Sometimes that hatred comes in the form of a monkey sticker on a car, other times spitting. When abuse is flung down during a match, it lands on humans in a raw emotional state, and Picault admits that, in those moments, it's difficult to respond in line with his values. "Obviously, my first reaction is a fleshly one," he says with a playful smile, reflecting on anger now controlled. "Who's this dude, and how can I slap him?

"But thank god for my spiritual side. Before you respond, you say a quick prayer in your head; try to find peace. And try to bring the Christ out before actually reacting in a foolish manner to somebody that is, in fact foolish."

Foolish is, perhaps, nearly too kind a term for those that issue threats and abuse to athletes. And at times, that abuse doesn't even come with particularly sharp edges, such as when Laura Ingraham told LeBron James to 'shut up and dribble.' Picault remembers the moment well. 

"Again, when I say fans, most are awesome and I love interacting with them -- but you have those that feel that since they're on the other side of this line, or outside the pitch, that the athlete isn't a human and you can't respond to them because you're getting paid to do this job," he explains. "At a certain point you say: Okay, this has been going on too long," Picault continues. "And as the world's changing, I don't feel like athletes just have to take certain abuse anymore."

As he considers the way abuse has manifested during his career, the Union striker recognizes that it is borne from many sources. "You still get the race side," he says, "But it's also 'athlete.' Both sides play a part. Even now, I get racial messages. But hate towards a race is never an answer. It's never the right way."

The rule for Picault is simple: Hate is an unwelcome visitor, even if he accepts that it will be a common one. Yes, this attitude comes from his faith, family and friendships. But it also comes from, well, life; from insults thrown with such regularity that they form a pile around your psyche and threaten to create a barrier between you and a life of love. "People don't understand that that builds up over years," Picault says. "I pray for those people. I get angry in the moment, but I pray over it and let that grudge go and move on."

That repetitiveness is one motivator for Picault to speak out now, but he also feels strongly that his voice can be used to send a reminder to those that treat the men and women playing a sport as little more than functional means to desired ends.
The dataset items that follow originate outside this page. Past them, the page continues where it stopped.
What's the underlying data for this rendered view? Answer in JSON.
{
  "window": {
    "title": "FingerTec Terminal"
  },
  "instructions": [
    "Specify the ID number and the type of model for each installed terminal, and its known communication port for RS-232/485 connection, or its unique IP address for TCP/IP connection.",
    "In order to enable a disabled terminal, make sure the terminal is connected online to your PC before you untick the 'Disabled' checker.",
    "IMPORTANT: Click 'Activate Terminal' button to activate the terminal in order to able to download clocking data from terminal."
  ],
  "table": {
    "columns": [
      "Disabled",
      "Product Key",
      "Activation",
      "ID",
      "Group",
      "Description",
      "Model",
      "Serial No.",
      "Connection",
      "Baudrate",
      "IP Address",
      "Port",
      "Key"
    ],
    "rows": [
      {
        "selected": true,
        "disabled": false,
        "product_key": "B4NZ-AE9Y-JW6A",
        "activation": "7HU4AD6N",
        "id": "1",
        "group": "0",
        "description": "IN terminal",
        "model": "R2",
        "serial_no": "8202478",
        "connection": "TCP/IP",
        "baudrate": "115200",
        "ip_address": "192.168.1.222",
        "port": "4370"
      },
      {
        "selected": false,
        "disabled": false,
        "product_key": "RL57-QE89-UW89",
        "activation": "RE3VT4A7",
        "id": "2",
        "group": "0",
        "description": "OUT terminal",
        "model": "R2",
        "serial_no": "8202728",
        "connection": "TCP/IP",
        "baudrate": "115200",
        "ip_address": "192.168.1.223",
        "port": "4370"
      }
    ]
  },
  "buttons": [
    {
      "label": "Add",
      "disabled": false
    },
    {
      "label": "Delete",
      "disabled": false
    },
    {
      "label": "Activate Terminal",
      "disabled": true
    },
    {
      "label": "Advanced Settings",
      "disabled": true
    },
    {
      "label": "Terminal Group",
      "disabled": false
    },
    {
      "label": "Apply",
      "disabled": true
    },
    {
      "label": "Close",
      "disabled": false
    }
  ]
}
Picault has built lasting friendships in locker rooms, and he has seen teammates suffer through personal tragedies while continuing to churn out performances on the pitch night after night. 
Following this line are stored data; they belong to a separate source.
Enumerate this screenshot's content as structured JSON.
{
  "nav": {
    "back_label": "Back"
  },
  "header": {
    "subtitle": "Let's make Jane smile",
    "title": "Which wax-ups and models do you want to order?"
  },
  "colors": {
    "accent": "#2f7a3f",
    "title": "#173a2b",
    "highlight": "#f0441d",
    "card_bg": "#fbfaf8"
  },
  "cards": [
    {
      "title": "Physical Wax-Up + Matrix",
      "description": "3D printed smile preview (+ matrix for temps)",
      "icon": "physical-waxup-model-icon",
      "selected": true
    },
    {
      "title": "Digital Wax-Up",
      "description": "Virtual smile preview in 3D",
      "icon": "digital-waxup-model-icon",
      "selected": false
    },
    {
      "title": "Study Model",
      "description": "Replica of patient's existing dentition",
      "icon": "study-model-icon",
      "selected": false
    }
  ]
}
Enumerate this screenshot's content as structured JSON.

"People say it's a job like any other job but it's not. You're out there publicly on TV, playing in front of thousands. But that's where I find my peace, on the pitch." 
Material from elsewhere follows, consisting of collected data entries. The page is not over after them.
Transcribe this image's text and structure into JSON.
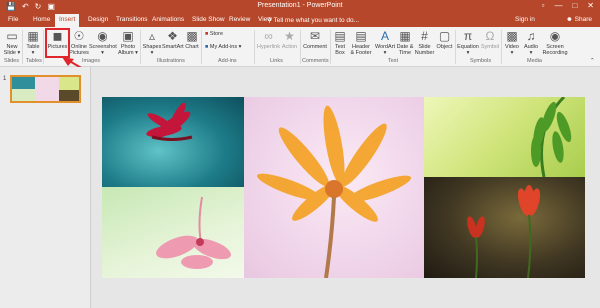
{
  "window": {
    "title": "Presentation1 - PowerPoint"
  },
  "tabs": {
    "file": "File",
    "home": "Home",
    "insert": "Insert",
    "design": "Design",
    "transitions": "Transitions",
    "animations": "Animations",
    "slideshow": "Slide Show",
    "review": "Review",
    "view": "View",
    "tellme": "Tell me what you want to do...",
    "signin": "Sign in",
    "share": "Share"
  },
  "ribbon": {
    "new_slide_line1": "New",
    "new_slide_line2": "Slide",
    "table": "Table",
    "pictures": "Pictures",
    "online_pictures_line1": "Online",
    "online_pictures_line2": "Pictures",
    "screenshot": "Screenshot",
    "photo_album_line1": "Photo",
    "photo_album_line2": "Album",
    "shapes": "Shapes",
    "smartart": "SmartArt",
    "chart": "Chart",
    "store": "Store",
    "my_addins": "My Add-ins",
    "hyperlink": "Hyperlink",
    "action": "Action",
    "comment": "Comment",
    "textbox_line1": "Text",
    "textbox_line2": "Box",
    "header_footer_line1": "Header",
    "header_footer_line2": "& Footer",
    "wordart": "WordArt",
    "date_time_line1": "Date &",
    "date_time_line2": "Time",
    "slide_number_line1": "Slide",
    "slide_number_line2": "Number",
    "object": "Object",
    "equation": "Equation",
    "symbol": "Symbol",
    "video": "Video",
    "audio": "Audio",
    "screen_recording_line1": "Screen",
    "screen_recording_line2": "Recording"
  },
  "groups": {
    "slides": "Slides",
    "tables": "Tables",
    "images": "Images",
    "illustrations": "Illustrations",
    "addins": "Add-ins",
    "links": "Links",
    "comments": "Comments",
    "text": "Text",
    "symbols": "Symbols",
    "media": "Media"
  },
  "thumbnails": {
    "slide_number": "1"
  },
  "colors": {
    "accent": "#b7472a",
    "highlight": "#e0262b",
    "thumb_border": "#e2902b"
  },
  "icons": [
    "save-icon",
    "undo-icon",
    "redo-icon",
    "present-icon",
    "user-icon",
    "share-icon"
  ]
}
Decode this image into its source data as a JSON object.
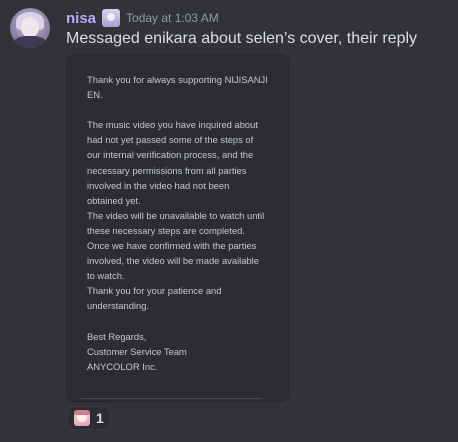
{
  "message": {
    "username": "nisa",
    "timestamp": "Today at 1:03 AM",
    "content": "Messaged enikara about selen’s cover, their reply",
    "colors": {
      "username": "#b7a7ff",
      "background": "#313338",
      "attachment_bg": "#2b2d31"
    },
    "avatar_icon": "user-avatar",
    "role_icon": "anime-girl-role-icon"
  },
  "attachment": {
    "lines": [
      "Thank you for always supporting NIJISANJI",
      "EN.",
      "",
      "The music video you have inquired about",
      "had not yet passed some of the steps of",
      "our internal verification process, and the",
      "necessary permissions from all parties",
      "involved in the video had not been",
      "obtained yet.",
      "The video will be unavailable to watch until",
      "these necessary steps are completed.",
      "Once we have confirmed with the parties",
      "involved, the video will be made available",
      "to watch.",
      "Thank you for your patience and",
      "understanding.",
      "",
      "Best Regards,",
      "Customer Service Team",
      "ANYCOLOR Inc."
    ]
  },
  "reaction": {
    "emoji_icon": "anime-girl-emoji",
    "count": "1"
  }
}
At one point last season, Picault's peace was threatened, and the pitch became even more of a refuge. "The Orlando game last year," he says quietly. "We were waiting on news for a few days, and I find out a few hours before that my aunt passed. She died of a stroke. I've seen other teammates find out a father has just passed. Everybody takes it different -- imagine on that day you get that message.

"I don't know what you're capable of when you send a message like that," Picault continues. "And if this message had been just at me? Saying I died? Cool -- I wish you live, man. I send you a heart and a kiss. But when you start talking about my parents, you don't know what a player is going through personally in their life." 

He pauses. "If somebody has enough pants to come say that to my face? We can speak. And whatever we are discussing there, it can end. At least we said it face to face."

We can speak. Picault means that he is unafraid of the faceless abusers that target athletes like him. But he also means that he is ready to bring a voice to a larger issue, even if it makes him a target. "When I do see injustice it frustrates me, and it angers me," he says firmly. "But when you really believe in it, there shouldn't be any fear in giving your voice on a matter.

"If we have to speak, speak. That's how I grew up and it doesn't change."